Hurst was born on 13 October 1927 in the rural town of Ponza, Bell County, Kentucky located near Pineville, Kentucky. His father was James H. Hurst and mother was Myrtle Wright Hurst. As a boy, he had a keen interest in Thomas Edison. Hurst grew up on the family farm and came from a large family with two brothers and two sisters. In 2010, he died of a brain aneurism and was buried at Oak Ridge Memorial Park.
Education
Hurst attended high school at Bell County High School in Pineville, Kentucky. At the age of 15, he enrolled in Berea College. In 1947, Hurst received a B.A. degree in physics and a minor in mathematics from Berea College. He attended the University of Kentucky and graduated in 1948 with the M.S. degree in physics. During registration at UK, he met Rufus Ritchie. Ritchie became a longtime friend and the two worked on several projects together. After graduation, they both went to ORNL. In 1959, Hurst was awarded a Ph.D. in physics from the University of Tennessee with a dissertation titled "Attachment of Low-Energy Electrons in Mixtures Containing Oxygen."
Work
In 1948, Hurst was recruited by Karl Z. Morgan and landed a research position at Oak Ridge National Laboratory in the Health Physics Division. His starting salary was $325 per month. He made significant contributions in the development of radiation detectors and instrumentation, neutron dosimetry and spectroscopy, and field sample analysis.

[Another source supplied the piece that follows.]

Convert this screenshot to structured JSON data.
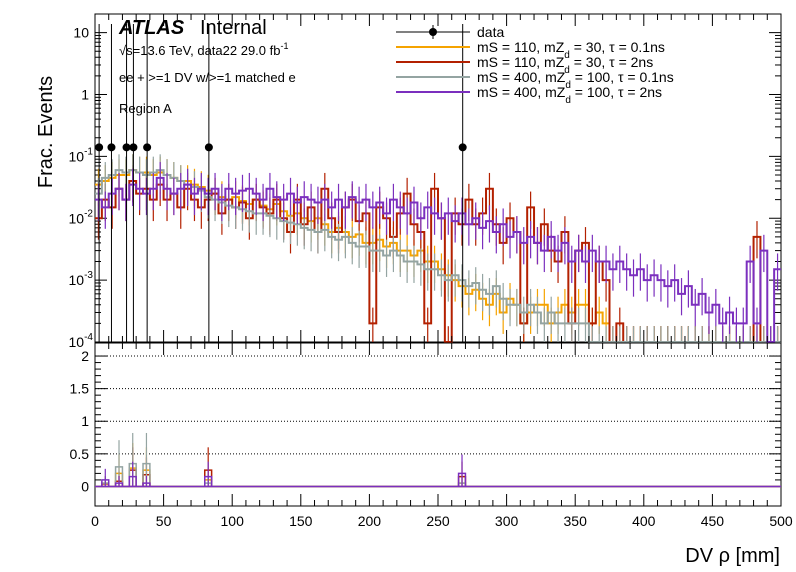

While working at Oak Ridge, he earned a PhD in physics from the University of Tennessee in 1959. In 1966, Hurst accepted a position at the University of Kentucky as Professor of Physics. Hurst and the team of L.J. Deal and H.H. Rossi performed gamma and neutron radiation measurements at the Nevada Test Site during Operation Upshot–Knothole for the Atomic Energy Commission. For Operation PLUMBBOB, Hurst was again asked to participate along with Ritchie at the Nevada Test Site to collect radiation dosimetry data for human exposures during the tests. In the 1960s, Hurst along with L.B. O'Kelly, E.B. Wagner, J.A. Stockdale, James E. Parks, and F.J. Davis investigated time-of-flightelectron transport in gases. The group utilized ethylene, water vapor and hydrogen to study and determine time-of-flight electron diffusion coefficients and electron drift velocities for these gases. Hurst led efforts to investigate time-of-flight of electron transport in atomic and molecular gases. In the mid 1960s, Hurst pursued researches that involved electron swarm measurement, swarm‐beam techniques and swarm drift to determine electron capturecross sections in heavy water, chlorobenzene, bromobenzene, ethylene and ethylene mixtures.